Later in this chapter on thoughts “About Sex,” Sister Meg reports that in the desert tradition, the sacraments were seen also as part of the remedy needed for the believer beset by troubles, sins, and such, even “when undergoing the fires of sexual passions.” (Thoughts, p. 43, citing John Cassian Institute VI.3)
To be sure, I’m not advocating any sort of blanket amnesty for all Catholics married “irregularly.” What I do suggest is that the situation for serious believers would optimally be resolved by a pastor and/or spiritual director. I suggest that the exploration of reconciliation focus not only on the “sin” of divorce and a broken relationship, but also on a reception of love (not hate) and the exploration of the role of the sacraments in lay life. What I hope would result from this is a renewed appreciation for the Eucharist, not a free pass to do as one wishes. I think this is where we Roman Catholics can rid ourselves of this whiff of pelagianism in the suggestion that good conduct will reward a believer with sacramental participation. And I think we do need to maintain a seriousness about the matter of broken marriages. We always attempt reconciliation whenever possible. We prepare couples before they enter into marriage. Hopefully we do that in exceptional ways, probably with greater care than we do even for the sacraments of Eucharist, Penance, and Confirmation.
Let me offer a few possibilities for Roman Catholic pastoral ministry in an era that has moved beyond marriage tribunals.
A “casual” Catholic was sacramentally married for a brief time, just a few years, experiences a divorce, and then remarried several years ago. The second marriage is “irregular” but has demonstrated clear stability, children, and a reasonably evident witness of respect, love, and commitment. Said Catholic approaches the Church to return to a more active faith life. More active, say, than sending kids to Catholic school. An exploration of reconciliation, or marital commitment, of inviting Christ into the marriage, and a non-sacramental blessing of the second union: what more would be needed? And how long? Several weeks, possibly a few months, and possibly joined with guidance from an experienced married couple and a spiritual director.
A “committed” Catholic was sacramentally married for several years, active in the Church, parish-involved, parented children, but was largely at fault in a marital break-up, perhaps because of grave sin. The person has remarried recently and wishes to return to a life like it used to be. I think this situation should be viewed with more circumspection. Hopefully not from a sense of “hate,” but with the awareness that such a person is very likely aware of Church teaching on marriage, and perhaps has allowed her or his passions to disrupt the lives of many loved ones and friends. I’d hesitate about saying “never” to a return to the Eucharist. But I wouldn’t hesitate to suggest that a full reconciliation in the Church be handled much more carefully.
Obviously, most situations fall in between these extremes. It is here that a sound local judgment will usually be better than institutional policy. Even in the situation of an unrepentant sinner, we should hold out hope that a baptized believer may yet be welcomed by the Lord. More joy in heaven, right? And who are we to circumvent joy among the Communion of Saints?
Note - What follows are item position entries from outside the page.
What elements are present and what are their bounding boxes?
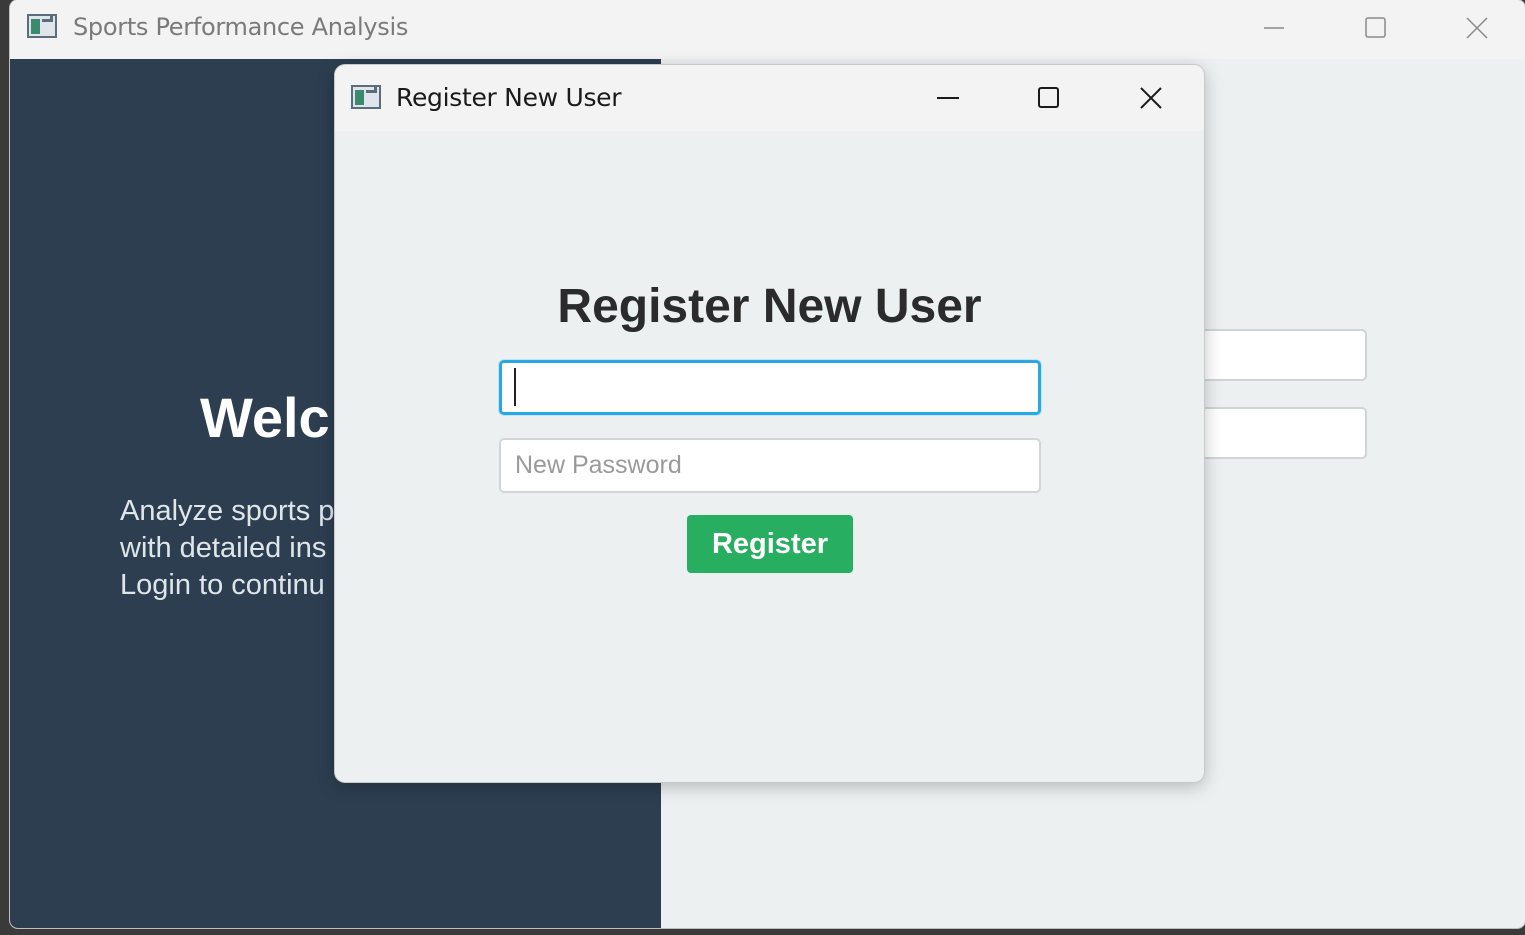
main-window-title: Sports Performance Analysis — [73, 13, 409, 41]
text-caret — [514, 368, 516, 406]
welcome-heading: Welc — [200, 386, 330, 449]
minimize-icon[interactable] — [1254, 8, 1294, 48]
app-window-icon — [27, 14, 57, 38]
welcome-line: Analyze sports p — [120, 495, 335, 527]
welcome-line: with detailed ins — [120, 532, 327, 564]
register-button[interactable]: Register — [687, 515, 853, 573]
maximize-icon[interactable] — [1028, 78, 1068, 118]
dialog-heading: Register New User — [557, 280, 982, 333]
dialog-title: Register New User — [396, 83, 622, 112]
minimize-icon[interactable] — [928, 78, 968, 118]
register-dialog: Register New User Register New User Regi… — [335, 65, 1204, 782]
welcome-text: Analyze sports p with detailed ins Login… — [120, 493, 334, 604]
new-password-input[interactable] — [499, 438, 1041, 493]
close-icon[interactable] — [1457, 8, 1497, 48]
username-input[interactable] — [499, 360, 1041, 415]
main-titlebar[interactable]: Sports Performance Analysis — [10, 0, 1525, 59]
welcome-line: Login to continu — [120, 569, 325, 601]
app-window-icon — [351, 85, 381, 109]
maximize-icon[interactable] — [1355, 8, 1395, 48]
dialog-titlebar[interactable]: Register New User — [335, 65, 1204, 131]
close-icon[interactable] — [1131, 78, 1171, 118]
I suspect God gives situations in which the sacraments are an occasion of the grace needed to tip a believer back from exile. That’s a discussion that’s needed today.
Cassian’s heavy duty, and in parts probably best approached by many with a wise spiritual director who knows what your cognitive-spiritual blindspots are. For it would have been toggle between a scrupulosity fest and antinomian reaction thereto.
You are taking Meg Funk’s book slowly – I am doing that with this post, because there is so much good information to synthesize. Thank you.